WahanaNews.co | Kinerja bulanan ekspor pada Juli 2021 tercatat menurun dibanding bulan
sebelumnya. Penyebab turunnya nilai ekspor pada bulan Juli dinilai karena
terpengaruhi dengan kondisi pemberlakuan Pemberlakuan Pembatasan Kegiatan
Masyarakat (PPKM).
Penilaian
tersebut dikonfirmasi langsung oleh Koordinator Wakil Ketua Umum III Kamar
Dagang dan Industri (Kadin) Indonesia bidang Maritim, Investasi, dan Luar
Negeri Shinta W. Kamdani.
Baca Juga:
Jokowi Sampaikan Ucapan Idulfitri 1444 Hijriah
Shinta
menyatakan pemberlakuan PPKM memang sangat berpengaruh dalam laju kinerja
ekspor pada bulan Juli 2021 lalu.
"Kontrasi
kinerja ekspor Juli lalu lebih disebabkan oleh PPKM. Meskipun begitu, kami
terus mendorong agar kita tetap melakukan diversifikasi pasar ekspor dan
diversifikasi produk ekspor unggulan nasional sehingga kinerja ekspor nasional
bisa lebih stabil dengan menurunkan ketergantungan pada pasar atau komoditas
ekspor tertentu," paparnya pada Rabu (18/8/2021).
Lalu Shinta
juga menyatakan pihaknya tak memungkiri jika Indonesia harus menaruh perhatian
pada kondisi pasar China karena pangsanya yang besar terhadap total ekspor.
Namun, China dinilai tetap memiliki potensi pertumbuhan ekonomi dan permintaan
yang baik selama gelombang lonjakan kasus Covid-19 tak terjadi.
Baca Juga:
Industri Retail Antisipasi Perubahan Konsumen di Masa Pascapandemi
"Hal ini
terlihat dari fakta bahwa ekspor ke China untuk produk lainnya masih relatif
baik.
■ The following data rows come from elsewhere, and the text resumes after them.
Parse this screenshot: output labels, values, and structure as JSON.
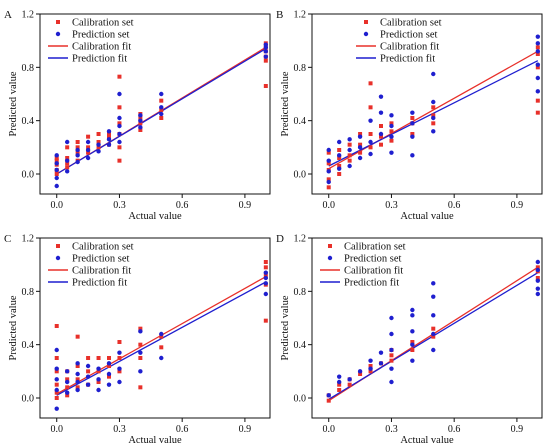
{
  "colors": {
    "calibration": "#e8302a",
    "prediction": "#1f1fcf",
    "axis": "#111111"
  },
  "chart_data": [
    {
      "type": "scatter",
      "panel_label": "A",
      "xlabel": "Actual value",
      "ylabel": "Predicted value",
      "xlim": [
        -0.08,
        1.02
      ],
      "ylim": [
        -0.15,
        1.2
      ],
      "xticks": [
        "0.0",
        "0.3",
        "0.6",
        "0.9"
      ],
      "xtick_values": [
        0,
        0.3,
        0.6,
        0.9
      ],
      "yticks": [
        "0.0",
        "0.4",
        "0.8",
        "1.2"
      ],
      "ytick_values": [
        0,
        0.4,
        0.8,
        1.2
      ],
      "legend": {
        "position": "top-left",
        "entries": [
          "Calibration set",
          "Prediction set",
          "Calibration fit",
          "Prediction fit"
        ]
      },
      "series": [
        {
          "name": "Calibration set",
          "marker": "square",
          "x": [
            0,
            0,
            0,
            0,
            0,
            0.05,
            0.05,
            0.05,
            0.05,
            0.1,
            0.1,
            0.1,
            0.1,
            0.15,
            0.15,
            0.15,
            0.2,
            0.2,
            0.2,
            0.25,
            0.25,
            0.25,
            0.3,
            0.3,
            0.3,
            0.3,
            0.3,
            0.3,
            0.4,
            0.4,
            0.4,
            0.4,
            0.5,
            0.5,
            0.5,
            1,
            1,
            1,
            1,
            1,
            1
          ],
          "y": [
            0,
            0.03,
            0.07,
            0.1,
            0.12,
            0.05,
            0.08,
            0.12,
            0.2,
            0.1,
            0.16,
            0.2,
            0.24,
            0.16,
            0.2,
            0.28,
            0.2,
            0.24,
            0.3,
            0.22,
            0.27,
            0.3,
            0.1,
            0.2,
            0.3,
            0.38,
            0.5,
            0.73,
            0.33,
            0.38,
            0.42,
            0.45,
            0.42,
            0.48,
            0.55,
            0.66,
            0.85,
            0.88,
            0.92,
            0.95,
            0.98
          ]
        },
        {
          "name": "Prediction set",
          "marker": "circle",
          "x": [
            0,
            0,
            0,
            0,
            0,
            0.05,
            0.05,
            0.05,
            0.1,
            0.1,
            0.1,
            0.15,
            0.15,
            0.15,
            0.2,
            0.2,
            0.25,
            0.25,
            0.25,
            0.3,
            0.3,
            0.3,
            0.3,
            0.3,
            0.4,
            0.4,
            0.4,
            0.5,
            0.5,
            0.5,
            1,
            1,
            1,
            1
          ],
          "y": [
            -0.09,
            -0.03,
            0.03,
            0.08,
            0.14,
            0.02,
            0.1,
            0.24,
            0.09,
            0.14,
            0.18,
            0.12,
            0.18,
            0.24,
            0.17,
            0.22,
            0.22,
            0.26,
            0.32,
            0.24,
            0.3,
            0.36,
            0.42,
            0.6,
            0.35,
            0.4,
            0.44,
            0.45,
            0.5,
            0.6,
            0.88,
            0.92,
            0.95,
            0.97
          ]
        },
        {
          "name": "Calibration fit",
          "type": "line",
          "x": [
            0,
            1
          ],
          "y": [
            0.0,
            0.95
          ]
        },
        {
          "name": "Prediction fit",
          "type": "line",
          "x": [
            0,
            1
          ],
          "y": [
            0.0,
            0.94
          ]
        }
      ]
    },
    {
      "type": "scatter",
      "panel_label": "B",
      "xlabel": "Actual value",
      "ylabel": "Predicted value",
      "xlim": [
        -0.08,
        1.02
      ],
      "ylim": [
        -0.15,
        1.2
      ],
      "xticks": [
        "0.0",
        "0.3",
        "0.6",
        "0.9"
      ],
      "xtick_values": [
        0,
        0.3,
        0.6,
        0.9
      ],
      "yticks": [
        "0.0",
        "0.4",
        "0.8",
        "1.2"
      ],
      "ytick_values": [
        0,
        0.4,
        0.8,
        1.2
      ],
      "legend": {
        "position": "top-right",
        "entries": [
          "Calibration set",
          "Prediction set",
          "Calibration fit",
          "Prediction fit"
        ]
      },
      "series": [
        {
          "name": "Calibration set",
          "marker": "square",
          "x": [
            0,
            0,
            0,
            0,
            0,
            0.05,
            0.05,
            0.05,
            0.05,
            0.1,
            0.1,
            0.1,
            0.15,
            0.15,
            0.15,
            0.2,
            0.2,
            0.2,
            0.2,
            0.25,
            0.25,
            0.25,
            0.3,
            0.3,
            0.3,
            0.4,
            0.4,
            0.4,
            0.5,
            0.5,
            0.5,
            1,
            1,
            1,
            1,
            1
          ],
          "y": [
            -0.1,
            -0.04,
            0.03,
            0.08,
            0.16,
            0,
            0.06,
            0.12,
            0.18,
            0.1,
            0.14,
            0.22,
            0.16,
            0.22,
            0.3,
            0.2,
            0.3,
            0.5,
            0.68,
            0.22,
            0.28,
            0.36,
            0.25,
            0.32,
            0.38,
            0.3,
            0.38,
            0.42,
            0.38,
            0.44,
            0.5,
            0.46,
            0.55,
            0.8,
            0.9,
            0.95
          ]
        },
        {
          "name": "Prediction set",
          "marker": "circle",
          "x": [
            0,
            0,
            0,
            0,
            0.05,
            0.05,
            0.05,
            0.1,
            0.1,
            0.1,
            0.15,
            0.15,
            0.15,
            0.2,
            0.2,
            0.2,
            0.25,
            0.25,
            0.25,
            0.3,
            0.3,
            0.3,
            0.3,
            0.4,
            0.4,
            0.4,
            0.4,
            0.5,
            0.5,
            0.5,
            0.5,
            1,
            1,
            1,
            1,
            1,
            1
          ],
          "y": [
            -0.06,
            0.02,
            0.1,
            0.18,
            0.04,
            0.14,
            0.24,
            0.06,
            0.18,
            0.26,
            0.12,
            0.2,
            0.28,
            0.15,
            0.24,
            0.4,
            0.3,
            0.46,
            0.58,
            0.16,
            0.28,
            0.36,
            0.44,
            0.14,
            0.28,
            0.38,
            0.46,
            0.32,
            0.42,
            0.54,
            0.75,
            0.62,
            0.72,
            0.82,
            0.92,
            0.98,
            1.03
          ]
        },
        {
          "name": "Calibration fit",
          "type": "line",
          "x": [
            0,
            1
          ],
          "y": [
            0.04,
            0.92
          ]
        },
        {
          "name": "Prediction fit",
          "type": "line",
          "x": [
            0,
            1
          ],
          "y": [
            0.06,
            0.85
          ]
        }
      ]
    },
    {
      "type": "scatter",
      "panel_label": "C",
      "xlabel": "Actual value",
      "ylabel": "Predicted value",
      "xlim": [
        -0.08,
        1.02
      ],
      "ylim": [
        -0.15,
        1.2
      ],
      "xticks": [
        "0.0",
        "0.3",
        "0.6",
        "0.9"
      ],
      "xtick_values": [
        0,
        0.3,
        0.6,
        0.9
      ],
      "yticks": [
        "0.0",
        "0.4",
        "0.8",
        "1.2"
      ],
      "ytick_values": [
        0,
        0.4,
        0.8,
        1.2
      ],
      "legend": {
        "position": "top-left",
        "entries": [
          "Calibration set",
          "Prediction set",
          "Calibration fit",
          "Prediction fit"
        ]
      },
      "series": [
        {
          "name": "Calibration set",
          "marker": "square",
          "x": [
            0,
            0,
            0,
            0,
            0,
            0,
            0.05,
            0.05,
            0.05,
            0.05,
            0.1,
            0.1,
            0.1,
            0.1,
            0.15,
            0.15,
            0.15,
            0.2,
            0.2,
            0.2,
            0.25,
            0.25,
            0.25,
            0.3,
            0.3,
            0.3,
            0.4,
            0.4,
            0.4,
            0.4,
            0.5,
            0.5,
            1,
            1,
            1,
            1,
            1
          ],
          "y": [
            0,
            0.04,
            0.1,
            0.2,
            0.3,
            0.54,
            0.02,
            0.08,
            0.14,
            0.2,
            0.08,
            0.14,
            0.24,
            0.46,
            0.1,
            0.2,
            0.3,
            0.12,
            0.2,
            0.3,
            0.16,
            0.24,
            0.3,
            0.2,
            0.3,
            0.42,
            0.08,
            0.3,
            0.4,
            0.52,
            0.38,
            0.46,
            0.58,
            0.85,
            0.92,
            0.98,
            1.02
          ]
        },
        {
          "name": "Prediction set",
          "marker": "circle",
          "x": [
            0,
            0,
            0,
            0,
            0,
            0.05,
            0.05,
            0.05,
            0.1,
            0.1,
            0.1,
            0.1,
            0.15,
            0.15,
            0.15,
            0.2,
            0.2,
            0.2,
            0.25,
            0.25,
            0.25,
            0.3,
            0.3,
            0.3,
            0.4,
            0.4,
            0.4,
            0.5,
            0.5,
            1,
            1,
            1,
            1
          ],
          "y": [
            -0.08,
            0.06,
            0.14,
            0.22,
            0.36,
            0.04,
            0.12,
            0.2,
            0.06,
            0.12,
            0.18,
            0.26,
            0.1,
            0.16,
            0.24,
            0.06,
            0.14,
            0.22,
            0.1,
            0.18,
            0.26,
            0.12,
            0.22,
            0.34,
            0.2,
            0.34,
            0.5,
            0.3,
            0.48,
            0.78,
            0.86,
            0.9,
            0.94
          ]
        },
        {
          "name": "Calibration fit",
          "type": "line",
          "x": [
            0,
            1
          ],
          "y": [
            0.03,
            0.91
          ]
        },
        {
          "name": "Prediction fit",
          "type": "line",
          "x": [
            0,
            1
          ],
          "y": [
            0.02,
            0.87
          ]
        }
      ]
    },
    {
      "type": "scatter",
      "panel_label": "D",
      "xlabel": "Actual value",
      "ylabel": "Predicted value",
      "xlim": [
        -0.08,
        1.02
      ],
      "ylim": [
        -0.15,
        1.2
      ],
      "xticks": [
        "0.0",
        "0.3",
        "0.6",
        "0.9"
      ],
      "xtick_values": [
        0,
        0.3,
        0.6,
        0.9
      ],
      "yticks": [
        "0.0",
        "0.4",
        "0.8",
        "1.2"
      ],
      "ytick_values": [
        0,
        0.4,
        0.8,
        1.2
      ],
      "legend": {
        "position": "top-left",
        "entries": [
          "Calibration set",
          "Prediction set",
          "Calibration fit",
          "Prediction fit"
        ]
      },
      "series": [
        {
          "name": "Calibration set",
          "marker": "square",
          "x": [
            0,
            0,
            0.05,
            0.05,
            0.1,
            0.1,
            0.15,
            0.2,
            0.2,
            0.25,
            0.3,
            0.3,
            0.3,
            0.4,
            0.4,
            0.5,
            0.5,
            1,
            1,
            1
          ],
          "y": [
            -0.02,
            0.02,
            0.06,
            0.1,
            0.1,
            0.14,
            0.18,
            0.2,
            0.24,
            0.26,
            0.28,
            0.32,
            0.36,
            0.36,
            0.42,
            0.46,
            0.52,
            0.9,
            0.95,
            0.98
          ]
        },
        {
          "name": "Prediction set",
          "marker": "circle",
          "x": [
            0,
            0.05,
            0.05,
            0.1,
            0.15,
            0.2,
            0.2,
            0.25,
            0.25,
            0.3,
            0.3,
            0.3,
            0.3,
            0.3,
            0.4,
            0.4,
            0.4,
            0.4,
            0.4,
            0.5,
            0.5,
            0.5,
            0.5,
            0.5,
            1,
            1,
            1,
            1,
            1
          ],
          "y": [
            0.02,
            0.12,
            0.16,
            0.14,
            0.2,
            0.22,
            0.28,
            0.26,
            0.34,
            0.12,
            0.22,
            0.36,
            0.48,
            0.6,
            0.28,
            0.4,
            0.5,
            0.62,
            0.66,
            0.36,
            0.48,
            0.62,
            0.76,
            0.86,
            0.78,
            0.82,
            0.88,
            0.96,
            1.02
          ]
        },
        {
          "name": "Calibration fit",
          "type": "line",
          "x": [
            0,
            1
          ],
          "y": [
            -0.02,
            0.98
          ]
        },
        {
          "name": "Prediction fit",
          "type": "line",
          "x": [
            0,
            1
          ],
          "y": [
            -0.01,
            0.94
          ]
        }
      ]
    }
  ]
}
Saya kira satu-satunya faktor yang berkontribusi pada penurunan adalah
ekspor kita ke China adalah tuduhan dumping atas produk besi dan baja Indonesia
beberapa bulan lalu," kata Shinta.
Mengingat China
merupakan salah satu pasar terbesar ekspor besi dan baja, Shinta mengatakan
pengenaan tarif tambahan pada produk tersebut bakal berimbas ke kinerja
perdagangan ke Negeri Panda.
Hal tersebut,
lanjutnya, merupakan salah satu konsekuensi dari kurangnya diversifikasi produk
ekspor ke China. Dia memberi catatan pula mengenai posisi China sebagai negara
tujuan ekspor terbesar Indonesia, yakni sebesar 21,35 persen pada Juli 2021.
Jika China mengalami kontraksi perekonomian, dampaknya akan secara langsung
dirasakan Indonesia.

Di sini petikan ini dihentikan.